Masood Mukhtar, un avocat à la retraite, fait valoir qu'il est injuste d'attendre trop des enfants. «J'ai élevé mes filles, je leur ai donné une éducation et je les ai mises sur la voie du succès à leur avantage, pas au mien», dit-il. «Je subviens à mes besoins à ma femme et à moi-même et je n'ai aucune attente de la part de mes filles de prendre soin de moi dans ma vieillesse, de la même manière que je ne dois rien à mes parents.»

D'un autre côté, il y a des exceptions qui se sentent différentes. Farwa Hussain, récemment diplômée de l'Université Habib, a abandonné son emploi à Karachi et a déménagé à Lahore pour la santé de son père. «Oui, cela devient certainement écrasant, mais je ne le vois jamais comme un fardeau. Mon père, qui souffre maintenant de la maladie de Parkinson, a tellement lutté pour tout nous donner à quatre frères et sœurs. La vie est difficile, mais cela signifie-t-il que nous choisissons et choisissons les relations dans lesquelles nous naissons dans une optique de commodité? »

Que ce soit les contraintes financières ou l'influence occidentale qui nous a mis à l'aise avec l'idée de séparer nos parents de nos vies, ou même de les emménager dans de vieilles maisons, ce n'est pas facile à faire au Pakistan. Il n'y a rien au Pakistan en termes de qualité de vie communautaire que l'on voit dans les pays développés. Dans la culture occidentale, les parents attendent des enfants qu'ils deviennent financièrement indépendants; les jeunes adultes devraient quitter la maison à l'âge de 18 ans pour que leurs parents puissent commencer à épargner pour leur plan de retraite. Les centres communautaires pour les personnes âgées de l'Ouest sont souvent meilleurs que leur propre domicile en raison des installations de soins médicaux 24h / 24, des options de socialisation avec les personnes de leur âge, des plans de repas adaptés à leur santé et d'autres commodités.

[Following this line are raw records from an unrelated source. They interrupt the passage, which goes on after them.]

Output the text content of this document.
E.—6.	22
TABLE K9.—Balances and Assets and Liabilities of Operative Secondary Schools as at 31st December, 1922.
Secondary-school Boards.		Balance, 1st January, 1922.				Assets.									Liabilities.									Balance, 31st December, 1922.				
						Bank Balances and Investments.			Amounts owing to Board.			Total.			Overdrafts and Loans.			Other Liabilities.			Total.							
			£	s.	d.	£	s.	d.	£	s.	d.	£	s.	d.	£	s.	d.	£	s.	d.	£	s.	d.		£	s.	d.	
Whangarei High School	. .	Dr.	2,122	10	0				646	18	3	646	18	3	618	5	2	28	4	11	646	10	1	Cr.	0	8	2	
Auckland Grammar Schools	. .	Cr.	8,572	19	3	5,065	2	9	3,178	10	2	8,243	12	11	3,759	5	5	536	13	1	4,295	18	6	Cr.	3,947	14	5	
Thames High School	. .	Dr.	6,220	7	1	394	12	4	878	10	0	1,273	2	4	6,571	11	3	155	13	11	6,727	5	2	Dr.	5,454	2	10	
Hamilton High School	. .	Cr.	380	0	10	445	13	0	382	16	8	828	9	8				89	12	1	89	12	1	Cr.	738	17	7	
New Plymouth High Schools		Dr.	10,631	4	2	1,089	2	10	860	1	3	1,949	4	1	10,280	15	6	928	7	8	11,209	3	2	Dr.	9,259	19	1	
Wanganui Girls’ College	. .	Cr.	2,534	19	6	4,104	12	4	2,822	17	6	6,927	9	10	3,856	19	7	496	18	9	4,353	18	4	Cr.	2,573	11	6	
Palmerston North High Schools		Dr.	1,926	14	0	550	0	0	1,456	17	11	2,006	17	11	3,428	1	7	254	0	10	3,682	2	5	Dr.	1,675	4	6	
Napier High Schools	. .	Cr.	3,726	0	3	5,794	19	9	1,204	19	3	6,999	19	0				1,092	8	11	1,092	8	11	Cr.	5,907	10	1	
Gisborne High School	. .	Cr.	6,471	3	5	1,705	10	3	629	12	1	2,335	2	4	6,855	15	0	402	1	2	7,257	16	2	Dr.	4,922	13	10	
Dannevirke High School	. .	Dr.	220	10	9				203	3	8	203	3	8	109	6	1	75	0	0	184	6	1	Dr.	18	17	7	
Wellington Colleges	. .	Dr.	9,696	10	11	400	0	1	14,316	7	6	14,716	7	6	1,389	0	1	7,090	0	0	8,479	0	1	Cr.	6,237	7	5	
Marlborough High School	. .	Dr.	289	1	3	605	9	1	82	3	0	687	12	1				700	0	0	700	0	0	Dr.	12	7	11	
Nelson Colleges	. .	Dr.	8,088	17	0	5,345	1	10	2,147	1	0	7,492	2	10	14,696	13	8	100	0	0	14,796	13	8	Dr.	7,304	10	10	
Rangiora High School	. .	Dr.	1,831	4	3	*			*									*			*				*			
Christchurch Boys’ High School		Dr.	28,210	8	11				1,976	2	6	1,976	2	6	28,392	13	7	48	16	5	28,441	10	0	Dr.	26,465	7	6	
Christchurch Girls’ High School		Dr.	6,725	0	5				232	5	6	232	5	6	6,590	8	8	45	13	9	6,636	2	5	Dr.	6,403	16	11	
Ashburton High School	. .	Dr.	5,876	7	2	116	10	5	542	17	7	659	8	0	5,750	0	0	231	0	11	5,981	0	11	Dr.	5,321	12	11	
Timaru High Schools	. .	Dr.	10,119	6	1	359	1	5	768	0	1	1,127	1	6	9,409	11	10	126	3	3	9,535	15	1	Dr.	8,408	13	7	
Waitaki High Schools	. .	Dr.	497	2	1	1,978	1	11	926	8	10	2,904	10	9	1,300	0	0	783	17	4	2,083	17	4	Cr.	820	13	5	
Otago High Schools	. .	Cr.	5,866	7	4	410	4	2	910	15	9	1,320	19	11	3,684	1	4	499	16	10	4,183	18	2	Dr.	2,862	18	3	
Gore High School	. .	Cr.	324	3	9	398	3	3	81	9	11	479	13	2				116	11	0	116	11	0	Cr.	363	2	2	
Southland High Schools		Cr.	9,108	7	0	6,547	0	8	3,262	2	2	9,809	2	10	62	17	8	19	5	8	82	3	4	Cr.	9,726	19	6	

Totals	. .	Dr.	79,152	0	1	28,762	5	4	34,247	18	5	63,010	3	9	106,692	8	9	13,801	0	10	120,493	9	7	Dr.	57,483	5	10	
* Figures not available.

À mesure que la population pakistanaise vieillit et que le coût des soins de santé et des autres équipements augmente, il semble que nous devons prêter attention à l'augmentation des cas d'abandon parental. Le Pakistan est l'un des 15 pays du monde avec plus de 10 millions de personnes âgées. On estime qu'actuellement sept pour cent de la population (environ 14 millions) ont plus de 60 ans, selon un article Moving from the Margins: Promoting and Protecting The Rights of Older Persons in Pakistan, publié par le British Council et HelpAge International.

L'une des principales conclusions de la recherche concerne le droit à la protection sociale des personnes âgées. Il souligne la nécessité d'un soutien financier pour les seniors qui ne peuvent pas travailler. «La plupart croient que les familles devraient soutenir les personnes âgées émotionnellement et financièrement lorsqu'elles ne sont pas en mesure de travailler. Reconnaissant les difficultés que les familles peuvent rencontrer pour fournir un soutien financier à leurs membres plus âgés, beaucoup souhaiteraient qu'un soutien financier régulier soit fourni par le gouvernement, en particulier aux personnes âgées pauvres. Les allocations aux personnes âgées pauvres sont aujourd'hui limitées, en particulier dans les zones rurales et leur allocation est souvent affectée par la corruption. »

En tant que signataire du Plan d'action de Madrid sur le vieillissement 2002, l'État doit se concentrer sur la sauvegarde d'une démographie qui est négligée dans le rythme rapide de la vie moderne. L'État et la société peuvent œuvrer à la réalisation des objectifs du plan, qui demande aux personnes âgées d'avoir un revenu sûr, un accès aux soins de santé, un lieu de vie sûr et une opportunité de participation communautaire.

«L'amour d'un parent est le seul qui soit inconditionnel», explique le Dr Afzal. «L'amour d'un enfant peut être conditionnel, l'amour d'une femme aussi, mais les parents ne veulent de leurs enfants que du temps et de la compagnie.

L'auteur est PDG de Dublu 11, une entreprise de communication.